The conglomerate has made significant cuts along the road, including the streaming service CNN+, which cost $300 million before being axed a month after launch, and J.J. Abrams’ costly HBO original Demimonde, which targeted a $200 million-plus budget.
Meanwhile, HBO Max has reduced its original programming focus area, canceling The Gordita Chronicles after a single season as part of a strategic move away from live-action kids and family programming.
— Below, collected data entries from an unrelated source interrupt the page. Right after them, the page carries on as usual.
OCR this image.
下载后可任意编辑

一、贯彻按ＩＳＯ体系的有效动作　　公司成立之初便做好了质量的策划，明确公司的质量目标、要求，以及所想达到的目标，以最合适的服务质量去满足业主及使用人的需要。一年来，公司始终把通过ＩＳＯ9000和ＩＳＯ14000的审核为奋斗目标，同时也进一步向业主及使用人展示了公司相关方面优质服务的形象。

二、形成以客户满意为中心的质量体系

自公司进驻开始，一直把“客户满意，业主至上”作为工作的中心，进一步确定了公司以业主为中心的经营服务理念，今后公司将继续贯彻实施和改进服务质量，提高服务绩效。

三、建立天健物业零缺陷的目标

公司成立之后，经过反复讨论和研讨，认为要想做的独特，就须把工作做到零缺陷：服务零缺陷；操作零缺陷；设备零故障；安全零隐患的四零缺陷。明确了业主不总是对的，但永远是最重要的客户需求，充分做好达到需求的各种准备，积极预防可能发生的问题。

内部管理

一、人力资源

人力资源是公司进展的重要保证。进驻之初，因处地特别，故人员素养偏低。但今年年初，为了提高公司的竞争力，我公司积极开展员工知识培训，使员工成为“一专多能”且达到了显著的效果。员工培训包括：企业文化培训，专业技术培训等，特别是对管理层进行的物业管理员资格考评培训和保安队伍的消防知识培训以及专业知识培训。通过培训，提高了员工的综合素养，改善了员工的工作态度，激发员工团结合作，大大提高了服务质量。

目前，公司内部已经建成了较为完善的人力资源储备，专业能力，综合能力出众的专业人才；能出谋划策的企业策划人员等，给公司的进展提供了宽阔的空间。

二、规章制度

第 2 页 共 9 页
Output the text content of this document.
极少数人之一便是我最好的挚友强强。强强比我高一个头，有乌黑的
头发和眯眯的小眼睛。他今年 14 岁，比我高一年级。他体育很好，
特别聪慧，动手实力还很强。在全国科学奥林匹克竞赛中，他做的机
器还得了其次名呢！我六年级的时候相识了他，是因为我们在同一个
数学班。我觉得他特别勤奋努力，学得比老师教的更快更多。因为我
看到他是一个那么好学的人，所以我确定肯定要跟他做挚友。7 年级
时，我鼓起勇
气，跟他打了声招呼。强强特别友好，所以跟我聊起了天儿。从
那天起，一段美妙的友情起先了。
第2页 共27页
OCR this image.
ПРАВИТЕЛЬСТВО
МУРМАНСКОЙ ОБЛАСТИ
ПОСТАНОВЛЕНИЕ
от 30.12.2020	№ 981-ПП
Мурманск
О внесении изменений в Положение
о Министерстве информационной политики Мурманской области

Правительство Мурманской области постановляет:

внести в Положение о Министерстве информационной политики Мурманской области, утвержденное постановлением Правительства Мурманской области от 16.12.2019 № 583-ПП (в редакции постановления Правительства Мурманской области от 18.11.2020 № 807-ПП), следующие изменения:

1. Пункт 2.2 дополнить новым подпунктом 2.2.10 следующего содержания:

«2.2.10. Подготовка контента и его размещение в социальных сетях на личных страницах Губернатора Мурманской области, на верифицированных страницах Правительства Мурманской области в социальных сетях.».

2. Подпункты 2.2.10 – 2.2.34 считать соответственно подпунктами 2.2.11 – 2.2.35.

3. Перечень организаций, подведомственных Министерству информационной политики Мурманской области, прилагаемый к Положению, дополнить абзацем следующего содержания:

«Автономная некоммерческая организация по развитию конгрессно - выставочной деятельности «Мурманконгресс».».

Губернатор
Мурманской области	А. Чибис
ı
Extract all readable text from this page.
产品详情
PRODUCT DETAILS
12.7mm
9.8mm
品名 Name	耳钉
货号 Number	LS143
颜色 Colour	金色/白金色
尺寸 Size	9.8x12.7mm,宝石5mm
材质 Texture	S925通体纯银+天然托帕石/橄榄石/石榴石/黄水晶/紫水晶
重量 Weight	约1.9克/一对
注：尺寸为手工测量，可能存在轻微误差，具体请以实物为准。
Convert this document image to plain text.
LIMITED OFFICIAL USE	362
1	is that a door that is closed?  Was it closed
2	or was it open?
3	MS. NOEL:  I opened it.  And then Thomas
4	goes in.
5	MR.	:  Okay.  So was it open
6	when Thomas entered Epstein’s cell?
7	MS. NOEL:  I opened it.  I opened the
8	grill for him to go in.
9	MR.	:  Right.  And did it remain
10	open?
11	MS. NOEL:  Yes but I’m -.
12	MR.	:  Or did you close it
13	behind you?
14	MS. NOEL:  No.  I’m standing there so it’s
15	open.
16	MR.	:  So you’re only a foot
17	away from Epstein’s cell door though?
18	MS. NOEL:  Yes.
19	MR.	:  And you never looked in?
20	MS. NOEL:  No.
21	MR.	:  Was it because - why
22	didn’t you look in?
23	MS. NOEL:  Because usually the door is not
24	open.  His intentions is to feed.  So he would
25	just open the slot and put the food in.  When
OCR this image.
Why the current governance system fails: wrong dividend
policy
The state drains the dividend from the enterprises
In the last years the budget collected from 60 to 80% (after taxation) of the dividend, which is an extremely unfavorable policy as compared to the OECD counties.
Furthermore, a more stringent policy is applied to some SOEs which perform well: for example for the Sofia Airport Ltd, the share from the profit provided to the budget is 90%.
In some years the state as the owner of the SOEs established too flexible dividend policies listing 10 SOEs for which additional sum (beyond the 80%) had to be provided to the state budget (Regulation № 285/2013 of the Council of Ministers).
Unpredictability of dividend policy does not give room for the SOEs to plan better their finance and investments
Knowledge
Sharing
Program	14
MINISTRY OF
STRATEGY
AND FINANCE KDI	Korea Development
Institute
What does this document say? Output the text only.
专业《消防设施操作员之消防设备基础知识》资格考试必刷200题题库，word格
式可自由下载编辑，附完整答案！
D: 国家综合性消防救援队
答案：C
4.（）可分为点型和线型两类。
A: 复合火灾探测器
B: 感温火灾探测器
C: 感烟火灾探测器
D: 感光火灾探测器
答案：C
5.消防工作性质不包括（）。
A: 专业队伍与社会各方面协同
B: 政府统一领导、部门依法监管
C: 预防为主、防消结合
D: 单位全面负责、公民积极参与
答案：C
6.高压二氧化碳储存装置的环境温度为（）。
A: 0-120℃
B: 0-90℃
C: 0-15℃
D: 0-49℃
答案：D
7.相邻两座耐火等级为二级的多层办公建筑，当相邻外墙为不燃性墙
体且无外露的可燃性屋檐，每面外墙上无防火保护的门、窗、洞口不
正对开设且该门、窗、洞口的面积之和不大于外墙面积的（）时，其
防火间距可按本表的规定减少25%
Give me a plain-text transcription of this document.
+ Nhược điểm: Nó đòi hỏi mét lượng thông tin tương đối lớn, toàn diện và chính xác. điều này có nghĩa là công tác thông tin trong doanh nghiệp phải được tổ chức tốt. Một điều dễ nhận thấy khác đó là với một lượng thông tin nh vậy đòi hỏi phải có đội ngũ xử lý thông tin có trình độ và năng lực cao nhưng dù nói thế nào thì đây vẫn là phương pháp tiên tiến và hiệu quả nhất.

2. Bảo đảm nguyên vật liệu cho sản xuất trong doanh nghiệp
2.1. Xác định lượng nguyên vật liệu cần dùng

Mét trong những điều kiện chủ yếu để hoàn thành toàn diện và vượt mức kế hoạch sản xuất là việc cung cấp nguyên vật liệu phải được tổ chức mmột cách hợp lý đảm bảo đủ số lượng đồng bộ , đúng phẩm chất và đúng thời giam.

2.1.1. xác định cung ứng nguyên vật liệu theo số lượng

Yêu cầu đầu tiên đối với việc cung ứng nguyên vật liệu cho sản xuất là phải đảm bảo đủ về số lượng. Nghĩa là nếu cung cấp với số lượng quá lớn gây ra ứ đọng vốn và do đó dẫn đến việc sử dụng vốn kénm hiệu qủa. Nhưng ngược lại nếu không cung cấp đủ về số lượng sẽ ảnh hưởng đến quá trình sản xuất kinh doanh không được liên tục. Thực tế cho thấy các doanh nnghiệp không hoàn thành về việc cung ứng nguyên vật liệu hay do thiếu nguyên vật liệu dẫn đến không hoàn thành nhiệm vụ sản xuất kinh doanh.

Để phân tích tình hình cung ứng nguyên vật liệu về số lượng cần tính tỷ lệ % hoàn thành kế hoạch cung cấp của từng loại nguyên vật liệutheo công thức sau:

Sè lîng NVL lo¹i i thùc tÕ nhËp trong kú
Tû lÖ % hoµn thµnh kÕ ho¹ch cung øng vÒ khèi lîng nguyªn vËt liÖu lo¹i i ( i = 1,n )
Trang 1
TNT and TBS, both owned by Warner Bros. Discovery, have had original programming slashed in recent months.
Warner Bros. smashed the theatrical window under Kilar, sending its 2021 slate day-and-date to HBO Max in a one-year experiment. Now, Zaslav looks to be doing a complete 180-degree turn by emphasizing the value of theatrical over streaming in terms of original films.
Batgirl has had a difficult journey up to this moment. Joss Whedon agreed to script and direct the film in 2017 but backed out a year later. The directors of Batgirl, Adil & Bilall, joined the project in 2021 after revamping the Bad Boys franchise.
Grace released the first look photo of herself in costume in January of this year, along with a passage from the comic book Batgirl: Year One: “I play off their expectations.”
That will be their downfall. It’s not mine. Allow them to all underestimate me… Let me kick their buttocks when their defense is down and their pride is rising.”
Warner Bros. Cancels ‘Batgirl’ Film, It Will Not Be Released on Any Platform
The feature film adaptation of the DC Comics character “Batgirl” has been canceled, Variety has confirmed. It will not premiere on any studio platform, neither in theaters nor on HBO Max.
The production, starring Leslie Grace as Barbara Gordon (aka Batgirl) and directed by “Bad Boys for Life” and “Ms. Marvel” directors Adil El Arbi and Bilall Fallah, was given the green light in 2021 as part of a Warner Bros.-wide initiative to create original feature films for HBO Max.
However, the new corporate leadership at Warner Bros. Discovery has shifted the company’s focus back to theatrical movies, leaving “Batgirl” without a home.
The studio has also scrapped “Scoob!: Holiday Haunt,” a sequel to the upcoming feature “Scoob!” In December of 2021, HBO Max debuted a sizzle reel featuring footage from the animated adaption of the “Scooby-Doo” series. According to several sources, the project cost Warner Bros. $40 million.
Studio insiders assert that the decision to cancel “Batgirl” had nothing to do with the film’s quality or the filmmakers’ dedication, but rather with the studio’s desire to produce blockbuster-sized DC films.
“Batgirl” was financed for home viewing on HBO Max and not for global theatrical distribution.
Due in part to COVID-related delays and restrictions, the initial $75 million production budget for the picture, which completed principal photography earlier this year and was in post-production, increased to $90 million.
The decision nevertheless comes as a surprise, given studios usually never shelve productions without a return on their investment. It also comes at a time when Warner Bros. is still deciding what to do with “The Flash,” a DC adaptation designed and financed for theatrical release in 2023.
The project has been severely hampered by Ezra Miller’s frequent charges of abuse and wrongdoing.
And it’s not as if “Batgirl” was a minor film. In addition to Grace, J.K. Simmons portrays Commissioner Jim Gordon, Barbara’s father, while Michael Keaton reprises his role as Batman.
Grace told Variety in April that she had preliminary discussions with El Arbi and Fallah about what a sequel “might be.” Firefly is portrayed by Brendan Fraser.
Grace remarked of the film, “There are insane feats and drops.” “She’s a biker chick, so you can expect her to display a lot of badassery… There were many long days, but they were well worth it.” The New York Post was the first to disclose that Warner Bros. will not be releasing “Batgirl.”